C'est la fin d'une success story pour la Turquie, qui s'est beaucoup développée grâce à une croissance impressionnante et au début des discussions d'adhésion à l'Union européenne. Je situerais le décrochage en 2007, lorsque M. Nicolas Sarkozy et Mme Angela Merkel ont signifié à la Turquie qu'elle n'avait pas de perspective européenne, transformant une autoroute en impasse. La Turquie a perçu les printemps arabes comme autant d'opportunités pour sa politique étrangère et son développement, tandis que les manifestations de la place Taksim à Istanbul en 2013 montraient que les appétences d'une partie de la population étaient plutôt proches de celles des Européens. Finalement, la réussite économique et sociale de l'AKP et de la Turquie a engendré une société à l'encontre du projet de l'AKP, d'où des tensions et des inquiétudes.
En 2015, le processus de paix engagé avec les Kurdes a eu pour conséquence de modifier la perception du parti qui les représentait : désormais considéré comme un parti social-démocrate, il a recueilli des suffrages bien au-delà de son électorat traditionnel, faisant perdre la majorité absolue à l'AKP. Dès lors, le pouvoir a décidé de cesser les négociations avec les Kurdes. La liberté d'expression a été limitée, des universitaires et des journalistes ont été inquiétés. La situation s'est aggravée après le coup d'État manqué du 15 juillet 2016. Depuis, plus de 154 000 fonctionnaires ont été révoqués, notamment dans l'éducation nationale et la justice, dont 10 000 policiers et 7 000 militaires, ce qui a affaibli l'appareil sécuritaire - d'où l'incapacité d'assurer notre sécurité dans le sud-est du pays...

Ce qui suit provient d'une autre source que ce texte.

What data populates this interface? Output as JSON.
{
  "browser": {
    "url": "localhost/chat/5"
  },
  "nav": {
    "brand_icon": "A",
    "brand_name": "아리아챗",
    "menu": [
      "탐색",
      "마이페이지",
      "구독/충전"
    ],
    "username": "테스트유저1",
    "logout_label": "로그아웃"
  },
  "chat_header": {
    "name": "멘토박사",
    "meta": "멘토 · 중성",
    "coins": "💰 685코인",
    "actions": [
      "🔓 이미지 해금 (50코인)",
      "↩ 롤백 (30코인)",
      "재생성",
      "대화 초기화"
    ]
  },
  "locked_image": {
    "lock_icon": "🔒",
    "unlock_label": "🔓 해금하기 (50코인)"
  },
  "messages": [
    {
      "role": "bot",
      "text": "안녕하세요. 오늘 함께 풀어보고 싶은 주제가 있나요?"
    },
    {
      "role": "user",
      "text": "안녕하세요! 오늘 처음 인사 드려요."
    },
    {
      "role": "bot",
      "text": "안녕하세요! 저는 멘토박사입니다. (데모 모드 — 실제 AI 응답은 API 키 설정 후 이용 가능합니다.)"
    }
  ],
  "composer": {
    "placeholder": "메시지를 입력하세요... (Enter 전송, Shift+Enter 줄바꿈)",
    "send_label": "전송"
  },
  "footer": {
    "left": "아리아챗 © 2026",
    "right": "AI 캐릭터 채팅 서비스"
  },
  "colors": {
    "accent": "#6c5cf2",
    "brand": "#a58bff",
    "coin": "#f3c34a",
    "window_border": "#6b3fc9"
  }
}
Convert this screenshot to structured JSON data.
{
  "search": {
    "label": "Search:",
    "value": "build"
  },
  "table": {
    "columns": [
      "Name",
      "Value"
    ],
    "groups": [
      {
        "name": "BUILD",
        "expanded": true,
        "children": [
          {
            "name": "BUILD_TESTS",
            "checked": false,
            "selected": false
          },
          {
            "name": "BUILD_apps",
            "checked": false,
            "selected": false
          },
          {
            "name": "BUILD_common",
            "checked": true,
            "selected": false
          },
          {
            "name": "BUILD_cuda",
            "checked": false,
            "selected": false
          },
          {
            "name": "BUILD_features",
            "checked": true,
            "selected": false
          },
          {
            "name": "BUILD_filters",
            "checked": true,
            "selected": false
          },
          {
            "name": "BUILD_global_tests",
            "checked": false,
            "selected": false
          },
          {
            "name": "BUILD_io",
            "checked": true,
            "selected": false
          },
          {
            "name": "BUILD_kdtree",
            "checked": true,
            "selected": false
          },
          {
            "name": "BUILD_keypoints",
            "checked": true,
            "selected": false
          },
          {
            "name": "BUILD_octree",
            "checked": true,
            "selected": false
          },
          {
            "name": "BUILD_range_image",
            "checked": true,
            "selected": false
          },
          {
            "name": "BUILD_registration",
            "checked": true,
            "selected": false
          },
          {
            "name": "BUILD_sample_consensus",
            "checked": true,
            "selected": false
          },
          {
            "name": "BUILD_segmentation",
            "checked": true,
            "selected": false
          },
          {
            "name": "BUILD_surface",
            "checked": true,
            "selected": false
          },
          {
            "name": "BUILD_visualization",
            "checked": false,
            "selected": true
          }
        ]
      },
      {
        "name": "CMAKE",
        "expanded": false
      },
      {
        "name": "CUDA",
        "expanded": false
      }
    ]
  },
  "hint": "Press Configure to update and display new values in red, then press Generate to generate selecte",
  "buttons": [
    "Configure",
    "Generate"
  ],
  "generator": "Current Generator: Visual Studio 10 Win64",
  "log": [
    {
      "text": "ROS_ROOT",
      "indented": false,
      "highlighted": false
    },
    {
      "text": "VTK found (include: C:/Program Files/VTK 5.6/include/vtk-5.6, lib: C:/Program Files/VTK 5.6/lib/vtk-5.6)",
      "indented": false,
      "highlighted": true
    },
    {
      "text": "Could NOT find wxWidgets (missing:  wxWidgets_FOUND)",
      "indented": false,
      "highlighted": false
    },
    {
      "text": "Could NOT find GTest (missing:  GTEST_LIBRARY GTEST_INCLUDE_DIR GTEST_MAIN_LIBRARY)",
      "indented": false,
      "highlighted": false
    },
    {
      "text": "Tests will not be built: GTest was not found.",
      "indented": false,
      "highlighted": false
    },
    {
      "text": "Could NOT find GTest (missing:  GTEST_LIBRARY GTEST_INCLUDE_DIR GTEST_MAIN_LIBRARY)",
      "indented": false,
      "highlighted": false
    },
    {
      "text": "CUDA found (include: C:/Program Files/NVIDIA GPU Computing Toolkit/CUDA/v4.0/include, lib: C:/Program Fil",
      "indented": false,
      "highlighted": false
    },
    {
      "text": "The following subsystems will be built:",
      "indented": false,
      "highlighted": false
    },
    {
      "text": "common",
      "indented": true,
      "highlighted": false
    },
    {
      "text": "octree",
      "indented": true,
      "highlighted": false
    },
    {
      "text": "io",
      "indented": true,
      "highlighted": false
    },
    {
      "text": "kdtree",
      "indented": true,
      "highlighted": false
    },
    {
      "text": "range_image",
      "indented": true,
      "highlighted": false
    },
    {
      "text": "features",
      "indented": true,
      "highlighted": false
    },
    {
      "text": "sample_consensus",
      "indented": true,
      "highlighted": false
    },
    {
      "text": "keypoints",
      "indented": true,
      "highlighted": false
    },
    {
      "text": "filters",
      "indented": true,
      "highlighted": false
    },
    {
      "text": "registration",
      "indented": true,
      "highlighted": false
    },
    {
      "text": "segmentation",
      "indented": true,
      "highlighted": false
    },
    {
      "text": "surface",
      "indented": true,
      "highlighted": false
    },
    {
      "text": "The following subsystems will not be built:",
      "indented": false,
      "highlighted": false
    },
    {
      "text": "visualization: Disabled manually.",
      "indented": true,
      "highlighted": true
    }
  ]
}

L'attitude des pays de l'Union européenne et de l'OTAN vis-à-vis du coup d'État n'a pas répondu aux attentes du Gouvernement turc. Celui-ci a constaté plus d'échanges d'informations avec la Russie et l'Iran qu'avec l'Union européenne, ce qui a provoqué une rupture de plus dans la relation de confiance.
Toutes ces évolutions ont conduit l'Assemblée parlementaire du Conseil de l'Europe à rouvrir la procédure de suivi pour la Turquie, en avril dernier.
Le 16 avril, les électeurs turcs étaient appelés à se prononcer sur le projet de loi constitutionnelle proposé par M. Erdogan, qui accroissait les pouvoirs du Président de la République, seul héritier du pouvoir exécutif, le poste de Premier ministre étant supprimé. Le Président souhaitait cette évolution institutionnelle depuis très longtemps ; dans son esprit, la tentative de coup d'État a montré la fragilité du régime précédent. En outre, à son arrivée au pouvoir, l'AKP ne comptait pas suffisamment de cadres dirigeants pour assurer la rupture avec la Turquie kémaliste. Elle a délégué des postes au mouvement Gülen, qui en a profité.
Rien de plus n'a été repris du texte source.